Slicing Virtualized EPC-based 5G Core Network for Content Delivery

TL;DR

This paper proposes a resource allocation method for slicing virtualized 5G EPC networks to support both ICN-based and traditional CDNs, aiming to optimize costs while ensuring QoS.

Contribution

It introduces an ILP-based approach for efficient 5G network slicing tailored for content delivery, addressing the coexistence of ICN and traditional CDNs.

Findings

ILP formulation effectively minimizes slice assignment costs.

The approach meets QoS requirements in small-scale scenarios.

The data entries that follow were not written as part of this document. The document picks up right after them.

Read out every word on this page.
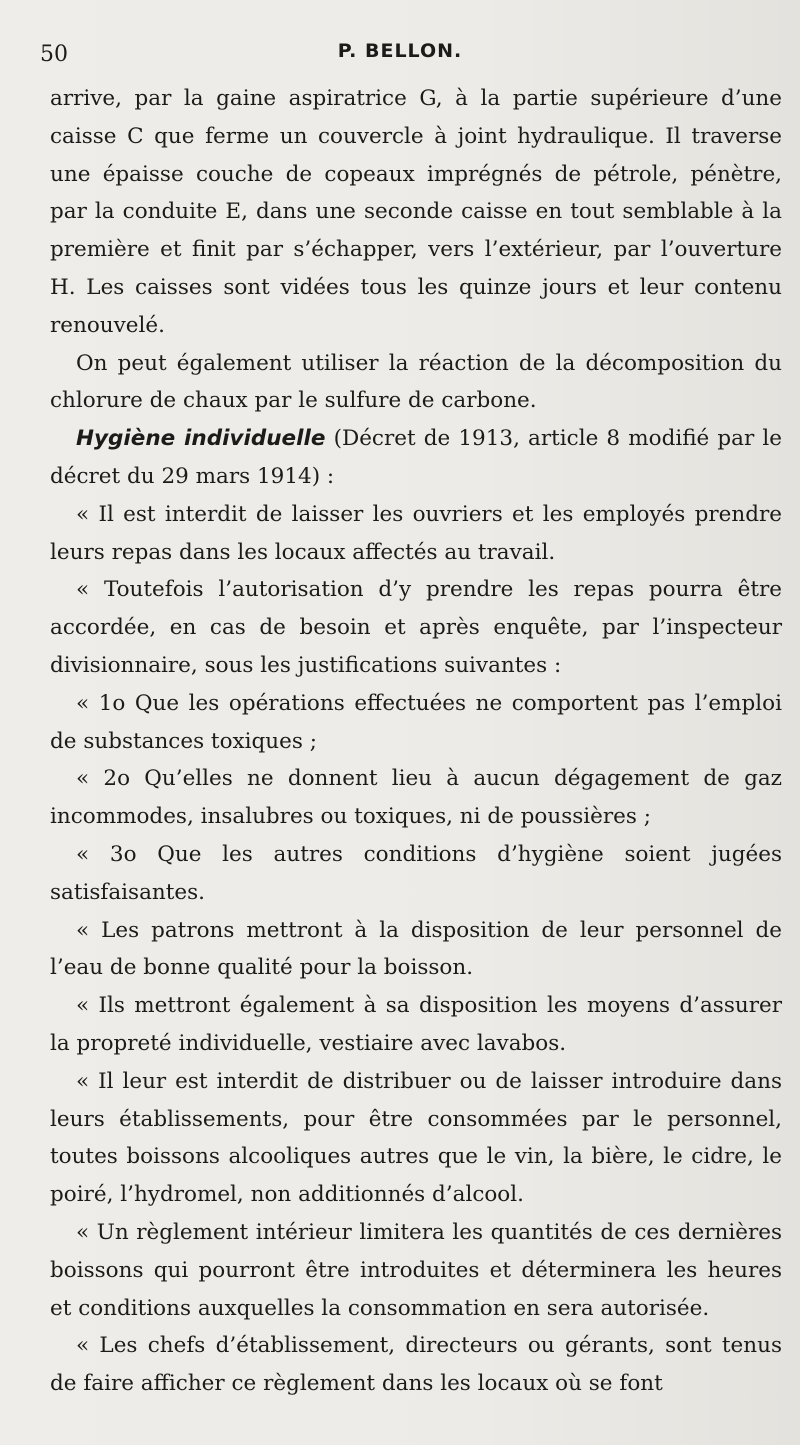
50	P. BELLON.

arrive, par la gaine aspiratrice G, à la partie supérieure d’une caisse C que ferme un couvercle à joint hydraulique. Il traverse une épaisse couche de copeaux imprégnés de pétrole, pénètre, par la conduite E, dans une seconde caisse en tout semblable à la première et finit par s’échapper, vers l’extérieur, par l’ouverture H. Les caisses sont vidées tous les quinze jours et leur contenu renouvelé.

On peut également utiliser la réaction de la décomposition du chlorure de chaux par le sulfure de carbone.

Hygiène individuelle (Décret de 1913, article 8 modifié par le décret du 29 mars 1914) :

« Il est interdit de laisser les ouvriers et les employés prendre leurs repas dans les locaux affectés au travail.

« Toutefois l’autorisation d’y prendre les repas pourra être accordée, en cas de besoin et après enquête, par l’inspecteur divisionnaire, sous les justifications suivantes :

« 1o Que les opérations effectuées ne comportent pas l’emploi de substances toxiques ;

« 2o Qu’elles ne donnent lieu à aucun dégagement de gaz incommodes, insalubres ou toxiques, ni de poussières ;

« 3o Que les autres conditions d’hygiène soient jugées satisfaisantes.

« Les patrons mettront à la disposition de leur personnel de l’eau de bonne qualité pour la boisson.

« Ils mettront également à sa disposition les moyens d’assurer la propreté individuelle, vestiaire avec lavabos.

« Il leur est interdit de distribuer ou de laisser introduire dans leurs établissements, pour être consommées par le personnel, toutes boissons alcooliques autres que le vin, la bière, le cidre, le poiré, l’hydromel, non additionnés d’alcool.

« Un règlement intérieur limitera les quantités de ces dernières boissons qui pourront être introduites et déterminera les heures et conditions auxquelles la consommation en sera autorisée.

« Les chefs d’établissement, directeurs ou gérants, sont tenus de faire afficher ce règlement dans les locaux où se font
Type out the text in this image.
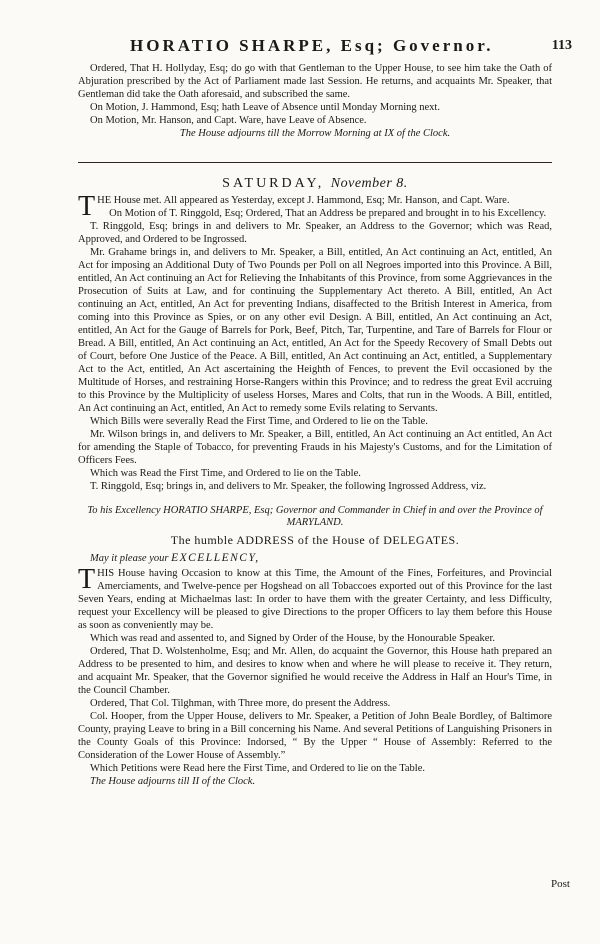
HORATIO SHARPE, Esq; Governor.	113

Ordered, That H. Hollyday, Esq; do go with that Gentleman to the Upper House, to see him take the Oath of Abjuration prescribed by the Act of Parliament made last Session. He returns, and acquaints Mr. Speaker, that Gentleman did take the Oath aforesaid, and subscribed the same.

On Motion, J. Hammond, Esq; hath Leave of Absence until Monday Morning next.

On Motion, Mr. Hanson, and Capt. Ware, have Leave of Absence.

The House adjourns till the Morrow Morning at IX of the Clock.

SATURDAY, November 8.

THE House met. All appeared as Yesterday, except J. Hammond, Esq; Mr. Hanson, and Capt. Ware.

On Motion of T. Ringgold, Esq; Ordered, That an Address be prepared and brought in to his Excellency.

T. Ringgold, Esq; brings in and delivers to Mr. Speaker, an Address to the Governor; which was Read, Approved, and Ordered to be Ingrossed.

Mr. Grahame brings in, and delivers to Mr. Speaker, a Bill, entitled, An Act continuing an Act, entitled, An Act for imposing an Additional Duty of Two Pounds per Poll on all Negroes imported into this Province. A Bill, entitled, An Act continuing an Act for Relieving the Inhabitants of this Province, from some Aggrievances in the Prosecution of Suits at Law, and for continuing the Supplementary Act thereto. A Bill, entitled, An Act continuing an Act, entitled, An Act for preventing Indians, disaffected to the British Interest in America, from coming into this Province as Spies, or on any other evil Design. A Bill, entitled, An Act continuing an Act, entitled, An Act for the Gauge of Barrels for Pork, Beef, Pitch, Tar, Turpentine, and Tare of Barrels for Flour or Bread. A Bill, entitled, An Act continuing an Act, entitled, An Act for the Speedy Recovery of Small Debts out of Court, before One Justice of the Peace. A Bill, entitled, An Act continuing an Act, entitled, a Supplementary Act to the Act, entitled, An Act ascertaining the Heighth of Fences, to prevent the Evil occasioned by the Multitude of Horses, and restraining Horse-Rangers within this Province; and to redress the great Evil accruing to this Province by the Multiplicity of useless Horses, Mares and Colts, that run in the Woods. A Bill, entitled, An Act continuing an Act, entitled, An Act to remedy some Evils relating to Servants.

Which Bills were severally Read the First Time, and Ordered to lie on the Table.

Mr. Wilson brings in, and delivers to Mr. Speaker, a Bill, entitled, An Act continuing an Act entitled, An Act for amending the Staple of Tobacco, for preventing Frauds in his Majesty's Customs, and for the Limitation of Officers Fees.

Which was Read the First Time, and Ordered to lie on the Table.

T. Ringgold, Esq; brings in, and delivers to Mr. Speaker, the following Ingrossed Address, viz.

To his Excellency HORATIO SHARPE, Esq; Governor and Commander in Chief in and over the Province of MARYLAND.

The humble ADDRESS of the House of DELEGATES.

May it please your EXCELLENCY,

THIS House having Occasion to know at this Time, the Amount of the Fines, Forfeitures, and Provincial Amerciaments, and Twelve-pence per Hogshead on all Tobaccoes exported out of this Province for the last Seven Years, ending at Michaelmas last: In order to have them with the greater Certainty, and less Difficulty, request your Excellency will be pleased to give Directions to the proper Officers to lay them before this House as soon as conveniently may be.

Which was read and assented to, and Signed by Order of the House, by the Honourable Speaker.

Ordered, That D. Wolstenholme, Esq; and Mr. Allen, do acquaint the Governor, this House hath prepared an Address to be presented to him, and desires to know when and where he will please to receive it. They return, and acquaint Mr. Speaker, that the Governor signified he would receive the Address in Half an Hour's Time, in the Council Chamber.

Ordered, That Col. Tilghman, with Three more, do present the Address.

Col. Hooper, from the Upper House, delivers to Mr. Speaker, a Petition of John Beale Bordley, of Baltimore County, praying Leave to bring in a Bill concerning his Name. And several Petitions of Languishing Prisoners in the County Goals of this Province: Indorsed, “ By the Upper “ House of Assembly: Referred to the Consideration of the Lower House of Assembly.”

Which Petitions were Read here the First Time, and Ordered to lie on the Table.

The House adjourns till II of the Clock.

Post
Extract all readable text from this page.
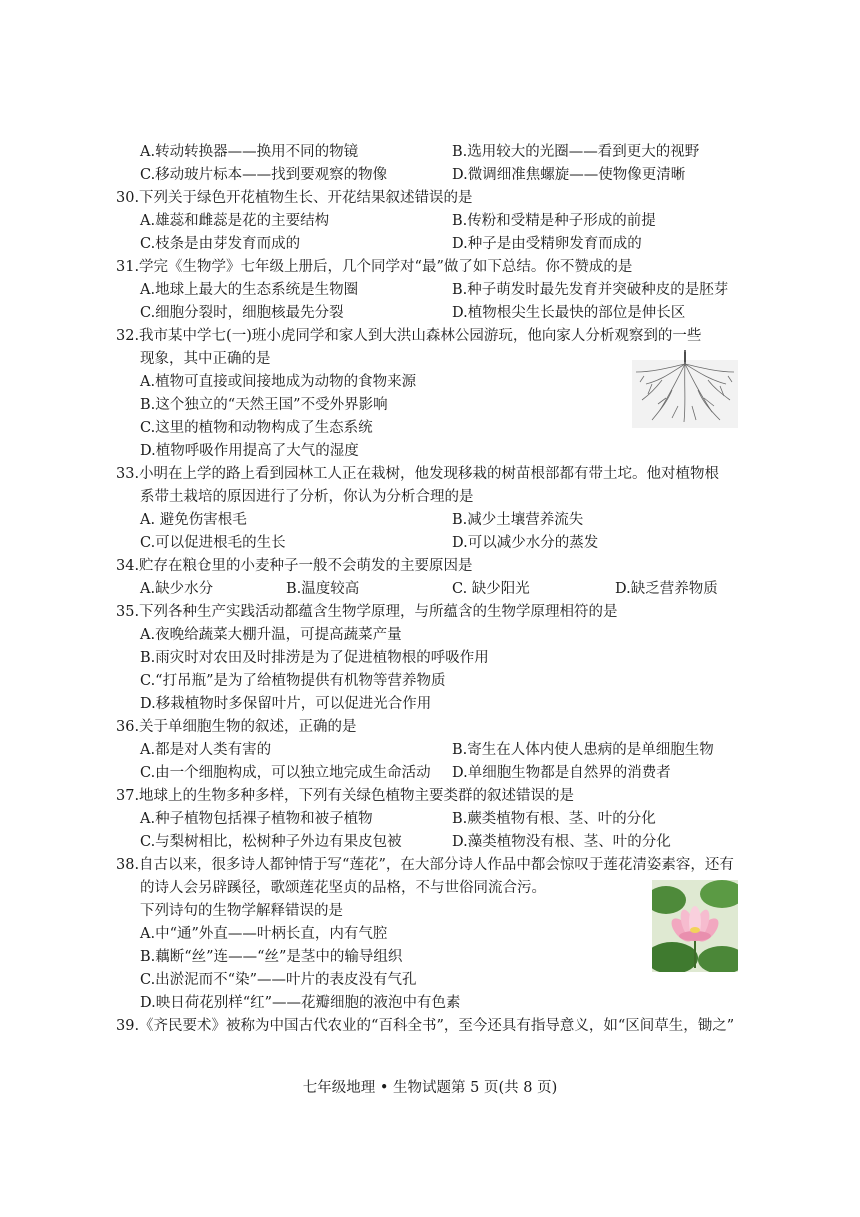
A.转动转换器——换用不同的物镜	B.选用较大的光圈——看到更大的视野
C.移动玻片标本——找到要观察的物像	D.微调细准焦螺旋——使物像更清晰
30.下列关于绿色开花植物生长、开花结果叙述错误的是
A.雄蕊和雌蕊是花的主要结构	B.传粉和受精是种子形成的前提
C.枝条是由芽发育而成的	D.种子是由受精卵发育而成的
31.学完《生物学》七年级上册后，几个同学对“最”做了如下总结。你不赞成的是
A.地球上最大的生态系统是生物圈	B.种子萌发时最先发育并突破种皮的是胚芽
C.细胞分裂时，细胞核最先分裂	D.植物根尖生长最快的部位是伸长区
32.我市某中学七(一)班小虎同学和家人到大洪山森林公园游玩，他向家人分析观察到的一些
现象，其中正确的是
A.植物可直接或间接地成为动物的食物来源
B.这个独立的“天然王国”不受外界影响
C.这里的植物和动物构成了生态系统
D.植物呼吸作用提高了大气的湿度
33.小明在上学的路上看到园林工人正在栽树，他发现移栽的树苗根部都有带土坨。他对植物根
系带土栽培的原因进行了分析，你认为分析合理的是
A. 避免伤害根毛	B.减少土壤营养流失
C.可以促进根毛的生长	D.可以减少水分的蒸发
34.贮存在粮仓里的小麦种子一般不会萌发的主要原因是
A.缺少水分	B.温度较高	C. 缺少阳光	D.缺乏营养物质
35.下列各种生产实践活动都蕴含生物学原理，与所蕴含的生物学原理相符的是
A.夜晚给蔬菜大棚升温，可提高蔬菜产量
B.雨灾时对农田及时排涝是为了促进植物根的呼吸作用
C.“打吊瓶”是为了给植物提供有机物等营养物质
D.移栽植物时多保留叶片，可以促进光合作用
36.关于单细胞生物的叙述，正确的是
A.都是对人类有害的	B.寄生在人体内使人患病的是单细胞生物
C.由一个细胞构成，可以独立地完成生命活动 D.单细胞生物都是自然界的消费者
37.地球上的生物多种多样，下列有关绿色植物主要类群的叙述错误的是
A.种子植物包括裸子植物和被子植物	B.蕨类植物有根、茎、叶的分化
C.与梨树相比，松树种子外边有果皮包被	D.藻类植物没有根、茎、叶的分化
38.自古以来，很多诗人都钟情于写“莲花”，在大部分诗人作品中都会惊叹于莲花清姿素容，还有
的诗人会另辟蹊径，歌颂莲花坚贞的品格，不与世俗同流合污。
下列诗句的生物学解释错误的是
A.中“通”外直——叶柄长直，内有气腔
B.藕断“丝”连——“丝”是茎中的输导组织
C.出淤泥而不“染”——叶片的表皮没有气孔
D.映日荷花别样“红”——花瓣细胞的液泡中有色素
39.《齐民要术》被称为中国古代农业的“百科全书”，至今还具有指导意义，如“区间草生，锄之”
七年级地理 • 生物试题第 5 页(共 8 页)
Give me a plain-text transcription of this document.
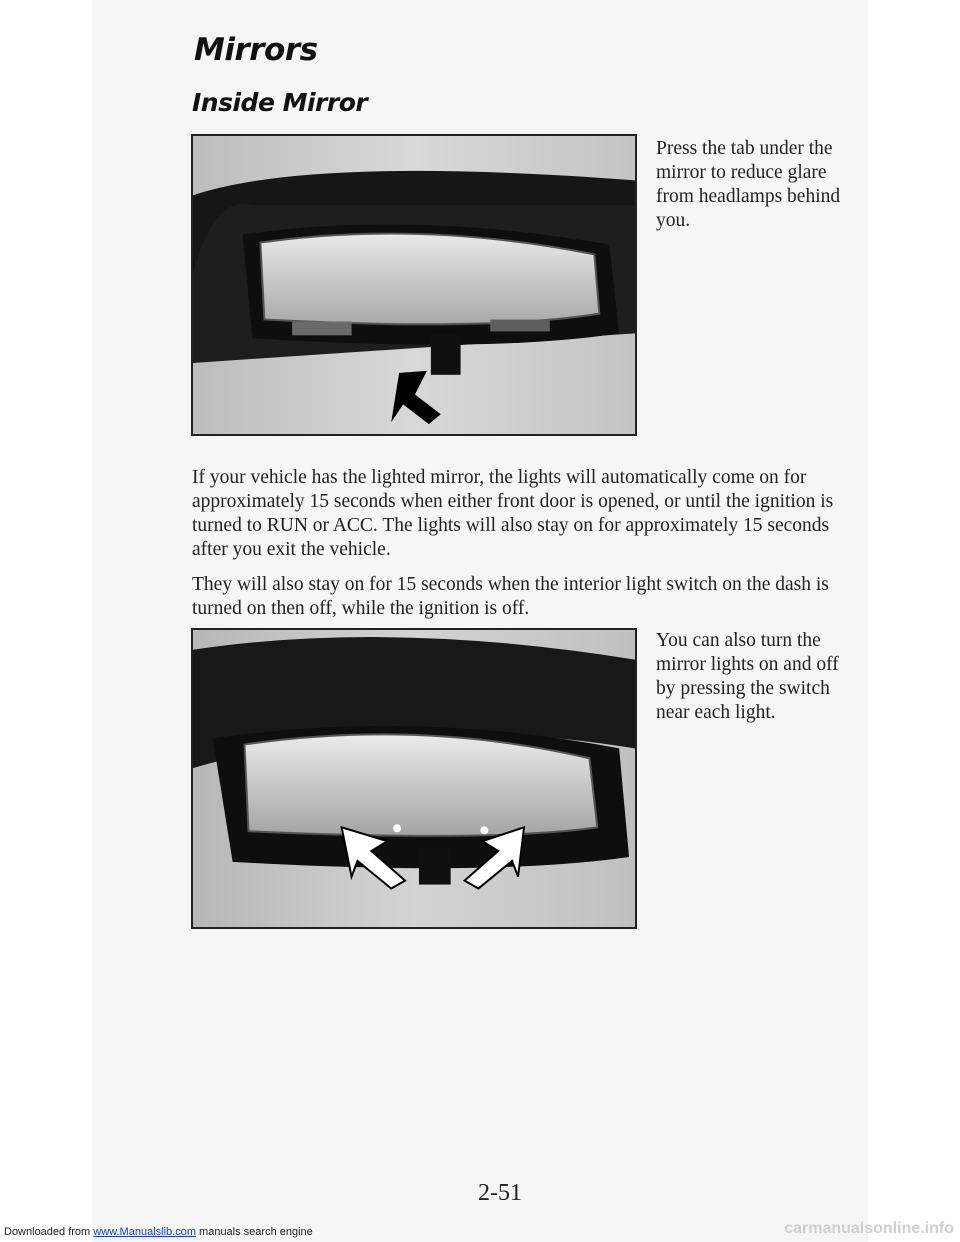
Mirrors
Inside Mirror
Press the tab under the mirror to reduce glare from headlamps behind you.

If your vehicle has the lighted mirror, the lights will automatically come on for approximately 15 seconds when either front door is opened, or until the ignition is turned to RUN or ACC. The lights will also stay on for approximately 15 seconds after you exit the vehicle.

They will also stay on for 15 seconds when the interior light switch on the dash is turned on then off, while the ignition is off.

You can also turn the mirror lights on and off by pressing the switch near each light.
2-51
Downloaded from www.Manualslib.com manuals search engine	carmanualsonline.info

Supports coexistence of ICN and traditional CDNs in 5G slices.

Abstract

Traditional Content Delivery Networks (CDNs) built with traditional Internet technology are less and less able to cope with today's tremendous growth of content. Information Centric Networks (ICN), a proposed future Internet technology, may aid in remedying the situation. Unlike the current Internet, it decouples information from its sources and provides in-network storage. We expect traditional CDN and ICN-based CDN to co-exist in the foreseeable future, especially as it is now known that it might be possible to evolve traditional CDNs to gain the benefits promised by ICN. 5G providers must therefore aim to offer core network slices on which both ICN-based CDNs and traditional CDNs can be built. These slices could of course also be offered to providers of other applications with requirements similar to those of content delivery. This paper tackles the problem of slicing 5G for content delivery over ICN-based CDNs and traditional CDNs. Only virtualized Evolved Packet Core (EPC)-based 5G is considered. The problem is defined as a resource allocation problem which aims at minimizing the cost of slice assignment, while meeting QoS requirements. An Integer linear programming (ILP) formulation is provided and evaluated in a small-scale scenario.